Les nouvelles réglementations qui viennent encadrer l'activité des établissements bancaires sont la source de nombreuses évolutions. Le directeur de la banque privée du groupe Rothschild & Co nous explique comment il s'y est préparé.

Décideurs. Quelles sont les spécificités de Rothschild Patrimoine ?

Alain Massiera. Il existe deux types d'acteurs en France. D'une part, les banques de réseau qui disposent de leur propre entité de banque privée. Elles maillent très bien le territoire et représentent près de 75 % du marché. Tout le challenge est  pour eux de gérer l'ensemble de leurs segments de clientèle (du mass affluent au very high net worth individual) avec la même qualité.

D'autre part, les banques spécialisées, catégorie à laquelle nous appartenons, qui se sont développées en bâtissant une offre haut de gamme à destination des segments HNWI / VHNWI et dont la part de marché peut être estimée entre 20 % et 25 %. Dans ce cadre, notre principal élément de différenciation repose sur notre lien historique avec les équipes de notre banque d'affaires (Transaction R notamment) et du private equity.
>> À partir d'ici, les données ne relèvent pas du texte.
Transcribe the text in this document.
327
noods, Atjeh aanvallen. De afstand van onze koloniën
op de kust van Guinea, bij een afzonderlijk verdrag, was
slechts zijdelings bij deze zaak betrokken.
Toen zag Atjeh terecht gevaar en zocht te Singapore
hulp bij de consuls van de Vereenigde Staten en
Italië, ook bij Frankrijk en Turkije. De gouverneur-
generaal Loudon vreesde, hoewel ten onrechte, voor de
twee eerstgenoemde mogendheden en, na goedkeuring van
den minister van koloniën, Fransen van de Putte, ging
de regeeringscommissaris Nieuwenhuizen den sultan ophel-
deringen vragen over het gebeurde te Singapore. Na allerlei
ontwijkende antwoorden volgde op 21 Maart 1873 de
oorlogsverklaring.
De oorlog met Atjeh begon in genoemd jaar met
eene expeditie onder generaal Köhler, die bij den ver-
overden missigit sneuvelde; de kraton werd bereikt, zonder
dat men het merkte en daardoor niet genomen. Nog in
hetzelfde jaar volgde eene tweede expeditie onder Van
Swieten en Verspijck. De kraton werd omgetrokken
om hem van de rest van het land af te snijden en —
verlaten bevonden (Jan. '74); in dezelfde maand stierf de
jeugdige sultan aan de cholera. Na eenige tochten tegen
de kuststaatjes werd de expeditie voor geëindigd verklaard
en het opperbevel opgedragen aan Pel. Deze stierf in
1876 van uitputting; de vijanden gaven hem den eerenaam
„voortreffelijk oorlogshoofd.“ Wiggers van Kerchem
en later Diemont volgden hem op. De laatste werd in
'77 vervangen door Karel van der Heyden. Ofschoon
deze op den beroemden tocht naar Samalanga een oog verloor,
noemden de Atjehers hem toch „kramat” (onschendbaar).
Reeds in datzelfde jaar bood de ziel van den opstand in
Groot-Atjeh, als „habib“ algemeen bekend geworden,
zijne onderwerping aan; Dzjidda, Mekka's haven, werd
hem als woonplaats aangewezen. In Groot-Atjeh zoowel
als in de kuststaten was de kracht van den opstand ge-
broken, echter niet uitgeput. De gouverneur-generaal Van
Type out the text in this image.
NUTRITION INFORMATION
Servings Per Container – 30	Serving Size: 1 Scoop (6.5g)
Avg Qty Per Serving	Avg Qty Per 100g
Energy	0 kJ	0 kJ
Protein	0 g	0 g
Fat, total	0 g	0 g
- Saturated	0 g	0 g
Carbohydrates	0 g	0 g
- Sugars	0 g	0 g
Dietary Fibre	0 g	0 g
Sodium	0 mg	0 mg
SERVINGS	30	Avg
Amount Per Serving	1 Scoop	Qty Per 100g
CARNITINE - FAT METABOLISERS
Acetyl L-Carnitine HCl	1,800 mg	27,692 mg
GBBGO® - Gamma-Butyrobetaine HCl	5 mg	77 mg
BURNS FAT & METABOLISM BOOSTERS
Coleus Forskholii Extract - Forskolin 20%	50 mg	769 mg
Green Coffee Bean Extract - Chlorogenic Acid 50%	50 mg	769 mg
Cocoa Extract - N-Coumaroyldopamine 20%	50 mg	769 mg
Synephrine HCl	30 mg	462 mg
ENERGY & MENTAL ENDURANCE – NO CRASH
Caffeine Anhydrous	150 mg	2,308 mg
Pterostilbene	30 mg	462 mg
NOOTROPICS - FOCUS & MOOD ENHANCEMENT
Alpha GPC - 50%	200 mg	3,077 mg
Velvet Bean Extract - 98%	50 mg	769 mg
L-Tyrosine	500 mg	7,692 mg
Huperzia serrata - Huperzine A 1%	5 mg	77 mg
Elles nous ont notamment permis d'affiner encore davantage notre connaissance des small et mid caps et du monde entrepreneurial.

 

Décideurs. Pour accompagner ce segment de clientèle haut de gamme, certains acteurs comme Credit Suisse ont fait choix de relever leur seuil d'éligibilité. Est-ce une nécessité pour les banques privées au vu notamment de l'évolution des obligations réglementaires et des coûts ?

A. M. Non, je ne le pense pas. Cela dépend en réalité de la qualité du service que l'on peut offrir. Au sein de notre structure, trois catégories de clientèle ont été définies, chacune ayant droit à un service dédié pouvant être adapté selon leurs besoins.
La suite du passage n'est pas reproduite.